If you have questions about protected leave, please reach out the Protected Leave Officers at firstname.lastname@example.org or 541-737-5946. They are available to consult with you regarding your questions and concerns in navigating protected leave programs with your employees. Please review the notices they send regarding leave eligibility and designation. These notices include information including dates of designated leave and supervisor action steps. Please help to ensure your employee is accurately paid while on leave. You can assist with this by reviewing the employee’s timesheet to ensure the employee is accurately recording FMLA/OFLA leave usage. Approving the timesheet in a timely manner each month is key for timely/accurate pay as well. If you have timesheet questions, please reach out to email@example.com or 541-737-5946 for assistance from the Protected Leave Officers.

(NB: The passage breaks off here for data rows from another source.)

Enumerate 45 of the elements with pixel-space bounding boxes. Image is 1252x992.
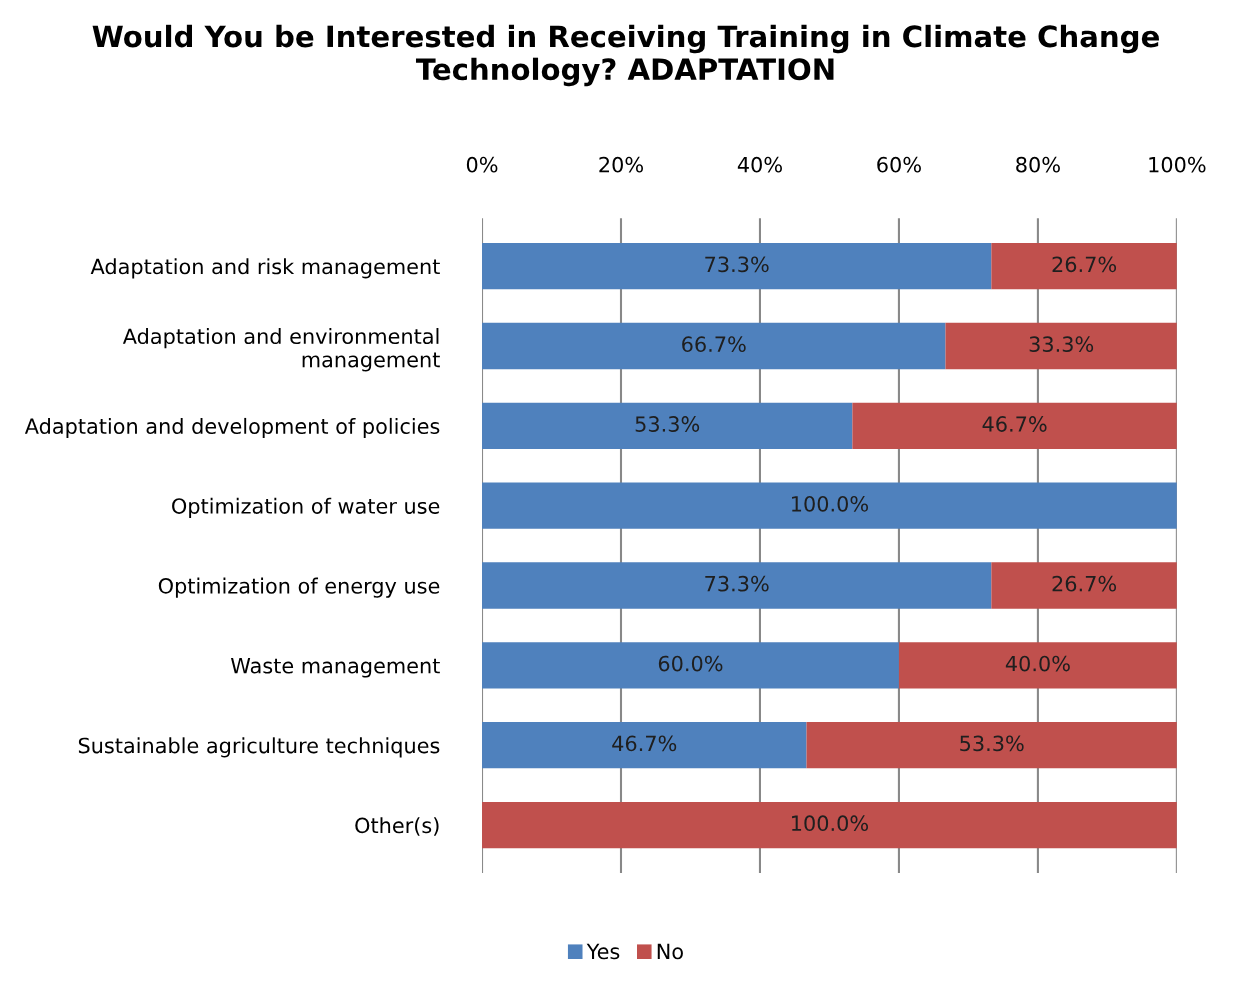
y-tick-label: Adaptation and environmental management	[122, 327, 440, 372]
data-label: 53.3%	[960, 735, 1024, 752]
chart-title: Would You be Interested in Receiving Training in Climate Change Technology? ADAPTATION	[92, 24, 1159, 87]
x-tick-label: 80%	[1016, 156, 1060, 173]
bar	[482, 722, 807, 769]
bar	[482, 402, 853, 449]
data-label: 73.3%	[705, 575, 769, 592]
bar	[898, 642, 1177, 689]
data-label: 60.0%	[658, 655, 723, 672]
data-label: 73.3%	[705, 256, 769, 273]
y-tick-label: Optimization of water use	[172, 497, 440, 518]
y-tick-label: Sustainable agriculture techniques	[78, 737, 440, 758]
data-label: 26.7%	[1052, 575, 1117, 592]
bar	[482, 242, 992, 290]
x-tick-label: 40%	[737, 156, 782, 173]
data-label: 46.7%	[982, 416, 1047, 432]
legend-label: No	[657, 943, 683, 960]
bar	[806, 722, 1177, 769]
bar	[482, 322, 946, 370]
data-label: 66.7%	[682, 336, 746, 353]
bar	[852, 402, 1177, 449]
x-tick-label: 20%	[599, 156, 643, 173]
bar	[945, 322, 1177, 370]
y-tick-label: Waste management	[230, 658, 440, 678]
bar	[991, 242, 1177, 290]
data-label: 53.3%	[635, 416, 700, 432]
bar	[482, 482, 1177, 529]
data-label: 40.0%	[1005, 655, 1070, 672]
data-label: 33.3%	[1029, 336, 1094, 353]
x-tick-label: 100%	[1149, 156, 1206, 173]
y-tick-label: Adaptation and risk management	[90, 258, 440, 279]
data-label: 26.7%	[1052, 256, 1117, 273]
data-label: 100.0%	[792, 815, 869, 832]
x-tick-label: 0%	[466, 156, 498, 173]
y-tick-label: Adaptation and development of policies	[24, 417, 440, 439]
data-label: 100.0%	[792, 495, 869, 512]
y-tick-label: Other(s)	[355, 817, 439, 836]
bar	[482, 801, 1177, 849]
x-tick-label: 60%	[877, 156, 921, 173]
bar	[991, 562, 1177, 609]
bar	[482, 562, 992, 609]
bar	[482, 642, 899, 689]
legend-label: Yes	[586, 943, 620, 960]
data-label: 46.7%	[612, 735, 677, 752]
y-tick-label: Optimization of energy use	[158, 577, 440, 598]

Remember to Check In During the Leave
During a typical week, managers meet with their teams for check-ins. Similarly, plan to check in periodically with your team member on leave. Create an individualized schedule that works for you and the team member before they go out on leave if possible. A good starting point is checking in on a monthly basis, but of course this depends on the length of the leave. Keeping up even occasional communication will help your team member feel valued and engaged when they are out of the office, and it demonstrates your confidence in and support of their work. You can talk with your employee to find the method of communication that best suits them, whether it’s quick emails or phone calls.
It is important to maintain the privacy of employee by not asking for details about the health condition or leave reason in your check in communications. Also, refrain from sharing details of their leave with other employees.
Please update the FMLA office if you are notified of a change in employee’s need for leave or if an employee asks you about extending their leave at firstname.lastname@example.org.
Employees on intermittent leave are expected to perform the duties of their position when they are at work. This can be a more complex type of protected leave to navigate. It is okay to request that employees follow normal call-in requirements and procedures while on intermittent leave. Clarify with the employee if the absences are related to the protected leave or for another reason if this is not clear on their timesheet.
Reach Out Right Before Their Return
You may have completed a check-in or two with your employee while they were out on leave. Even more important than a brief check-in is the communication right before the staff member returns to the office. It is important to ask about how they would like their return approached. Sometimes the employee might want to return without a lot of fanfare. It is important to honor privacy in terms of what the staff member wants to divulge. An example of a return announcement might be: “Amara will be back in the office on May 6.” It’s simple, but it gets the job done.
Think Through the Details of Their Return
Consider how you can create meaningful touchpoints that create a welcoming experience. For instance, you might stop by to welcome them back after they get settled the first day. Let them know you have a meeting scheduled mid-morning to update them on project status, work transition plans and information they might have missed when they were out. Focus on providing background on projects and results. Take time to answer questions they may have. This extra time and effort will help the staff member get oriented and set them up for success to step back into their role. Schedule time for check-ins the first few weeks of their return to ensure communication during the transition. A short transition period is normal.
Employees are expected to complete the essential functions of their position upon their return unless there are accommodations in place with the Office of Equal Opportunity and Access (EOA). Restrictions on work duties are not protected by leave laws. If there are work restrictions and requested accommodations you will be contacted by EOA about this. If an employee mentions restrictions or you have concerns that the employee is not able to complete the essential functions of their job please reach out to email@example.com or EOA. Supervisors can consult with their department’s HR Strategic Partner if they would like assistance navigating the employee’s return to work in terms of team dynamics, work assignments or performance concerns.